SETTING THE BALL IN MOTION - ELIZABETH CADY STANTON
"These were the hasty initiative steps of 'the most momentous reform that had yet been launched on the world-the first organized protest against the injustice which had brooded for ages over the character and destiny of one-half the race.' No words could express our astonishment on finding, a few days afterward, that what seemed to us so timely, so rational, and so sacred, should be a subject for sarcasm and ridicule to the entire press of the nation. With our Declaration of Rights and Resolutions for a text, it seemed as if every man who could wield a pen prepared a homily on 'woman's sphere.' All the journals from Maine to Texas seemed to strive with each other to see which could make our movement appear the most ridiculous. The anti-slavery papers stood by us manfully and so did Frederick Douglass, both in the convention and in his paper, The North Star, but so pronounced was the popular voice against us, in the parlor, press, and pulpit, that most of the ladies who had attended the convention and signed the declaration, one by one, withdrew their names and influence and joined our persecutors.

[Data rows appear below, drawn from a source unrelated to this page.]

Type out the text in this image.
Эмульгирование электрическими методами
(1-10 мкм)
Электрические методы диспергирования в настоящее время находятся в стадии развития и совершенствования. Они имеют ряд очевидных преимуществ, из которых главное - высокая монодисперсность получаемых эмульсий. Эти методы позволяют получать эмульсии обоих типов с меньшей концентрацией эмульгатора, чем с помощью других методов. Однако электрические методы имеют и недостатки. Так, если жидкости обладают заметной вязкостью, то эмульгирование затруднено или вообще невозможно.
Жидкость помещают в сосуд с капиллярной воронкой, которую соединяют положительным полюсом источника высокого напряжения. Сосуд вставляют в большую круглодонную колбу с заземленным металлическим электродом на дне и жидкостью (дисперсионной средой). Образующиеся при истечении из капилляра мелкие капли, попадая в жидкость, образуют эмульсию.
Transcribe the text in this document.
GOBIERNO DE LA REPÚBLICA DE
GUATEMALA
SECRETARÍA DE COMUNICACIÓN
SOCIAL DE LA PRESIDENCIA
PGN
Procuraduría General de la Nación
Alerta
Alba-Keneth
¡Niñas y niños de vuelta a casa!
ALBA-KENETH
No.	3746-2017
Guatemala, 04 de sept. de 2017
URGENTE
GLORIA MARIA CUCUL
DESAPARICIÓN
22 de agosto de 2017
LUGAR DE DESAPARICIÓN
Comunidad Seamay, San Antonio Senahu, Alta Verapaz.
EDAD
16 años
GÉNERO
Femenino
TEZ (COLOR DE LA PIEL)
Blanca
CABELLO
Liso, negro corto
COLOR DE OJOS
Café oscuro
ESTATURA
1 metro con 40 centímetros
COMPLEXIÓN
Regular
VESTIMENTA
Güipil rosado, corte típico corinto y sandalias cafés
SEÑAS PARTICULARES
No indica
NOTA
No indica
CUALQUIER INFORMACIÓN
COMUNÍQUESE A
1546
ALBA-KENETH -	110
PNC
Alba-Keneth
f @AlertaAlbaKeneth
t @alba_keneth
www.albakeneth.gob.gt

Our friends gave us the cold shoulder and felt themselves disgraced by the whole proceeding.
"If I had had the slightest premonition of all that was to follow that convention, I fear I should not have had the courage to risk it, and I must confess that it was with fear and trembling that I consented to attend another, one month afterward, in Rochester. Fortunately, the first one seemed to have drawn all the fire, and of the second but little was said. But we had set the ball in motion, and now, in quick succession, conventions were held in Ohio, Indiana, Massachusetts, Pennsylvania, and in the City of New York, and have been kept up nearly every year since.

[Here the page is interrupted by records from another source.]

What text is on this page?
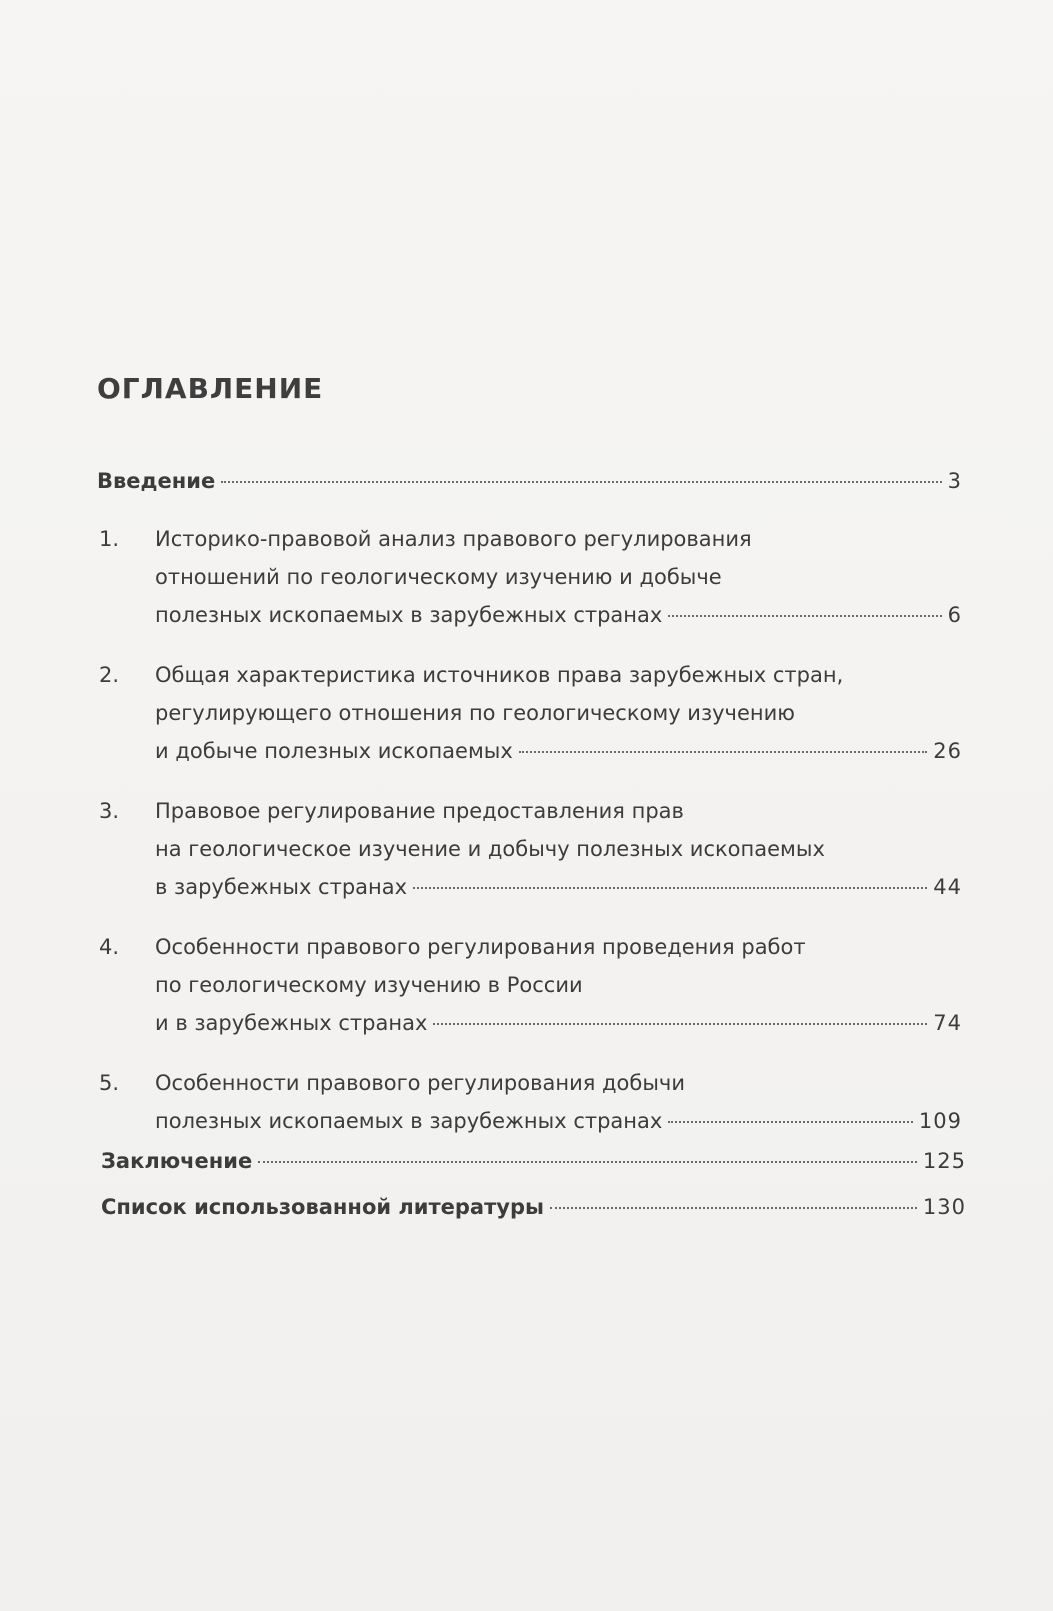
ОГЛАВЛЕНИЕ
Введение	3
1. Историко-правовой анализ правового регулирования
отношений по геологическому изучению и добыче
полезных ископаемых в зарубежных странах	6
2. Общая характеристика источников права зарубежных стран,
регулирующего отношения по геологическому изучению
и добыче полезных ископаемых	26
3. Правовое регулирование предоставления прав
на геологическое изучение и добычу полезных ископаемых
в зарубежных странах	44
4. Особенности правового регулирования проведения работ
по геологическому изучению в России
и в зарубежных странах	74
5. Особенности правового регулирования добычи
полезных ископаемых в зарубежных странах	109
Заключение	125
Список использованной литературы	130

"The most noteworthy of the early conventions were those held in Massachusetts, in which such men as Garrison, Phillips, Channing, Parker, and Emerson took part. It was one of these that first attracted the attention of Mrs. John Stuart Mill, and drew from her pen that able article on 'The Enfranchisement of Woman,' in the Westminster Review of October, 1852.

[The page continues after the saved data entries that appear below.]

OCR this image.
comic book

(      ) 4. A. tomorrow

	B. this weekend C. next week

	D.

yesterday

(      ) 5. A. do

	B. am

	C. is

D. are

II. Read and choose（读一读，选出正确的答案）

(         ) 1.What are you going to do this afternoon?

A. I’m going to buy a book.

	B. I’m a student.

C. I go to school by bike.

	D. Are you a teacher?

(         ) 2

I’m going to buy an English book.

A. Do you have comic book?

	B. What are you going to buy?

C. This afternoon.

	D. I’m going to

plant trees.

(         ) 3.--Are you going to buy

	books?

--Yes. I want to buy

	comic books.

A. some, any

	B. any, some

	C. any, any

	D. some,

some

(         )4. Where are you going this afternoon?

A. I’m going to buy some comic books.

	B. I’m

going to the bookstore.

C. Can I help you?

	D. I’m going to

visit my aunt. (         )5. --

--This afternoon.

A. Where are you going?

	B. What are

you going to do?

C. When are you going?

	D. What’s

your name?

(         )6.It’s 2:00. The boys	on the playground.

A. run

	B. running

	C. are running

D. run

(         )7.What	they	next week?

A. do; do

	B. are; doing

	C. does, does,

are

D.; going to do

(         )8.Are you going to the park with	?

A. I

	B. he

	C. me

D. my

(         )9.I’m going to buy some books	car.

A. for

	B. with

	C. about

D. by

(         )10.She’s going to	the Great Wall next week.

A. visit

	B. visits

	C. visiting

"The same year of the convention, the Married Woman's Property Bill, which had given rise to some discussion on woman's rights in New York, had passed the legislature. This encouraged action on the part of women, as the reflection naturally arose that, if the men who make the laws were ready for some onward step, surely the women themselves should express some interest in the legislation. Ernestine L. Rose, Paulina Wright (Davis), and I had spoken before committees of the legislature years before, demanding equal property rights for women. We had circulated petitions for the Married Woman's Property Bill for many years, and so also had the leaders of the Dutch aristocracy, who desired to see their life-long accumulations descend to their daughters and grandchildren rather than pass into the hands of dissipated, thriftless sons-in-law. Judge Hertell, Judge Fine, and Mr. Geddes of Syracuse prepared and championed the several bills, at different times, before the legislature. Hence the demands made in the convention were not entirely new to the reading and thinking public of New York-the first State to take any action on the question. As New York was the first State to put the word "male" in her constitution in 1778, it was fitting that she should be first in more liberal legislation. The effect of the convention on my own mind was most salutary. The discussions had cleared my ideas as to the primal steps to be taken for woman's enfranchisement, and the opportunity of expressing myself fully and freely on a subject I felt so deeply about was a great relief. I think all women who attended the convention felt better for the statement of their wrongs, believing that the first step had been taken to right them."